Pillen-Wirrwarr in der Hausapotheke, ärgerliche Patienten, gefährliche Nebenwirkungen: Ärzte und Apotheker haben am Dienstag gemeinsam ein neues Konzept zur Arzneimittelversorgung vorgeschlagen, das Kranke vor Risiken schützen und zudem Milliardenkosten sparen soll. Die Krankenkassen wittern jedoch eine Finte. In Wirklichkeit gehe es Ärzten und Apothekern nur um eine Honorarerhöhung.
Neues Konzept soll Nebenwirkungen vermeiden und Milliarden sparen
Berlin (dapd). Pillen-Wirrwarr in der Hausapotheke, ärgerliche Patienten, gefährliche Nebenwirkungen: Ärzte und Apotheker haben am Dienstag gemeinsam ein neues Konzept zur Arzneimittelversorgung vorgeschlagen, das Kranke vor Risiken schützen und zudem Milliardenkosten sparen soll. Die Krankenkassen wittern jedoch eine Finte. In Wirklichkeit gehe es Ärzten und Apothekern nur um eine Honorarerhöhung.
Die Kassenärztliche Bundesvereinigung und die Bundesvereinigung Deutscher Apothekerverbände beschrieben zahlreiche Probleme bei der Versorgung. So würden viele verschriebene Arzneien gar nicht genommen, erklärte KBV-Vorstand Carl-Heinz Müller. "Bei Langzeittherapien liegt die Einnahmetreue bei lediglich 50 Prozent." Allein die Apotheker entsorgten jährlich nicht geschluckte Arzneien für mehr als eine Milliarde Euro. Seit Einführung der Rabattverträge verstünden Patienten oft nicht, warum sie ein anderes als das verschriebene Präparat bekommen.

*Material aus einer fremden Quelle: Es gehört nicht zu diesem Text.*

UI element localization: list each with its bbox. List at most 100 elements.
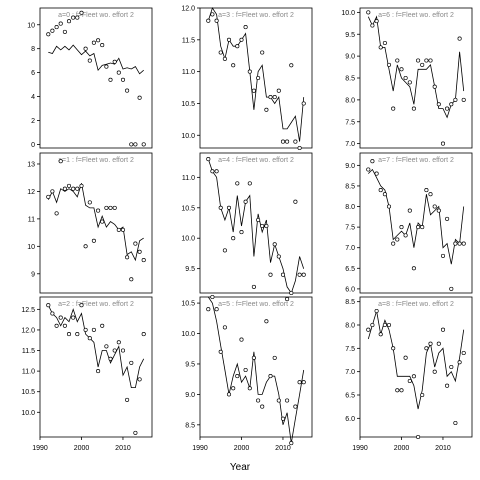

Doch auch wenn die verschriebenen Mittel geschluckt werden, ist dies bisweilen nicht ungefährlich. Fast sieben Millionen Kassenpatienten bekommen den Angaben zufolge täglich fünf Medikamente oder mehr. Je mehr ein Patient einnehme, desto größer sei das Risiko, ergänzte ABDA-Präsident Heinz-Günter Wolf. "Unerwünschte Arzneimittelereignisse" seien der Grund für etwa fünf Prozent aller Krankenhausaufnahmen. Bei älteren Patienten seien es bis zu 30 Prozent. Zwei Drittel dieser Fälle seien wahrscheinlich vermeidbar, meinte Wolf.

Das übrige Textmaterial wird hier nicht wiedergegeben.